With the rise of newer, more potent, and safer options like tenofovir disoproxil fumarate (TDF) and tenofovir alafenamide (TAF), Adefovir use has significantly declined.

Reasons:

Inferior potency compared to tenofovir
Higher risk of nephrotoxicity
Slower viral suppression
Poor efficacy in high viral load settings

However, it still plays a role:

In resource-limited settings
For patients with specific resistance mutations
Where tenofovir is not tolerated

Hepsera®: The Brand Story:

Adefovir Dipivoxil was marketed under the brand Hepsera® by Gilead Sciences. After over a decade of service in global HBV management, generic versions are now widely available, offering cost-effective options in many countries.

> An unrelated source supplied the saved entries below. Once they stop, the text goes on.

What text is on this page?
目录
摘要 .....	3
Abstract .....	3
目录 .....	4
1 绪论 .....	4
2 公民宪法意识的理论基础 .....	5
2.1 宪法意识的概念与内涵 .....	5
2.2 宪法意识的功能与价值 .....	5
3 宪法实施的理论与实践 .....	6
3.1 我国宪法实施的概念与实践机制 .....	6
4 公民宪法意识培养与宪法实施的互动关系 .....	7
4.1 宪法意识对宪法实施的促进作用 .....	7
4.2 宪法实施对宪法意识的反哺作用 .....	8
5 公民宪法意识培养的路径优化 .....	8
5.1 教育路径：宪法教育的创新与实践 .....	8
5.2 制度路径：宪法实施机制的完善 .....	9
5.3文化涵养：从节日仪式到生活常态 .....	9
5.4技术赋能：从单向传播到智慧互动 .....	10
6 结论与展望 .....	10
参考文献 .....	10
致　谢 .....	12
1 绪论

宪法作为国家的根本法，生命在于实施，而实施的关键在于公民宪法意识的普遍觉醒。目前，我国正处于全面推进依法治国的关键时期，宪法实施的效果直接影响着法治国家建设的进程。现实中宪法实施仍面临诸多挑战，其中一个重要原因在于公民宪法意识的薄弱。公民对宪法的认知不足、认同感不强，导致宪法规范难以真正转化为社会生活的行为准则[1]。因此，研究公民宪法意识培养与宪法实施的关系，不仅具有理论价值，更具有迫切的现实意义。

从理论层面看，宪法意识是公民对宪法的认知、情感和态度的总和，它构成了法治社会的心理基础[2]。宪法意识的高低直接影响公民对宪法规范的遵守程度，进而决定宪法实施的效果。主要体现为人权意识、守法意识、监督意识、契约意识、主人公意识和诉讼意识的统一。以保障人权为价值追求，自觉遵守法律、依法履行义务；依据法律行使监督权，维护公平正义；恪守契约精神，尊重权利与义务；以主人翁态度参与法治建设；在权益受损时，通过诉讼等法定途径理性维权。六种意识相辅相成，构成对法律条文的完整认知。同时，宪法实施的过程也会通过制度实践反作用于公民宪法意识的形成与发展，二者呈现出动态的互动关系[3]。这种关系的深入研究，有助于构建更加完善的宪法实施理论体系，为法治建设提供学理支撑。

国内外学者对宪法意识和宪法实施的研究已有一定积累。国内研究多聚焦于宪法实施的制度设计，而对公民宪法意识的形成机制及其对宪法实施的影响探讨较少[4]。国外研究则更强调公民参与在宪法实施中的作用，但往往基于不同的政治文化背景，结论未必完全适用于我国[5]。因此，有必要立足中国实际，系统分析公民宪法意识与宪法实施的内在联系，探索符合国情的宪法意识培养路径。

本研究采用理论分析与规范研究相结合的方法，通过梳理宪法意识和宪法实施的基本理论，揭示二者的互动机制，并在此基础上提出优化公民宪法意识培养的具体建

Research and Future Directions:

While Adefovir is no longer in the research spotlight, it laid the groundwork for future nucleotide analog development. The lessons from Adefovir therapy continue to inform:

Resistance monitoring strategies
Long-term safety surveillance (renal and bone)
The design of new prodrugs and targeted antivirals

Patient Education: Counseling Points:

For those still using or prescribed Adefovir:

Do not miss doses: Increases risk of resistance
Regularly monitor kidney function
Take with or without food
Use contraception during therapy if pregnant or planning
Report signs of muscle weakness, bone pain, or unusual fatigue

Conclusion:

Adefovir Dipivoxil played a pivotal role in the transformation of chronic hepatitis B management. Though newer antivirals have taken the spotlight, Adefovir remains a relevant and viable option in selected clinical contexts. Its contribution to the evolution of antiviral therapy is undeniable, and understanding its profile helps clinicians make better-informed treatment decisions.

References:

Marcellin P, et al. “Adefovir dipivoxil for the treatment of hepatitis B e antigen–positive chronic hepatitis B.” NEJM.
Hadziyannis SJ, et al. “Adefovir dipivoxil for the treatment of hepatitis B e antigen–negative chronic hepatitis B.” NEJM.
Gish RG. “The safety and efficacy of adefovir dipivoxil in patients with chronic hepatitis B.” Clin Liver Dis.
Lok AS, McMahon BJ. “Chronic hepatitis B: Update 2019.” AASLD Practice Guidelines.
Gilead Sciences – Hepsera Product Monograph.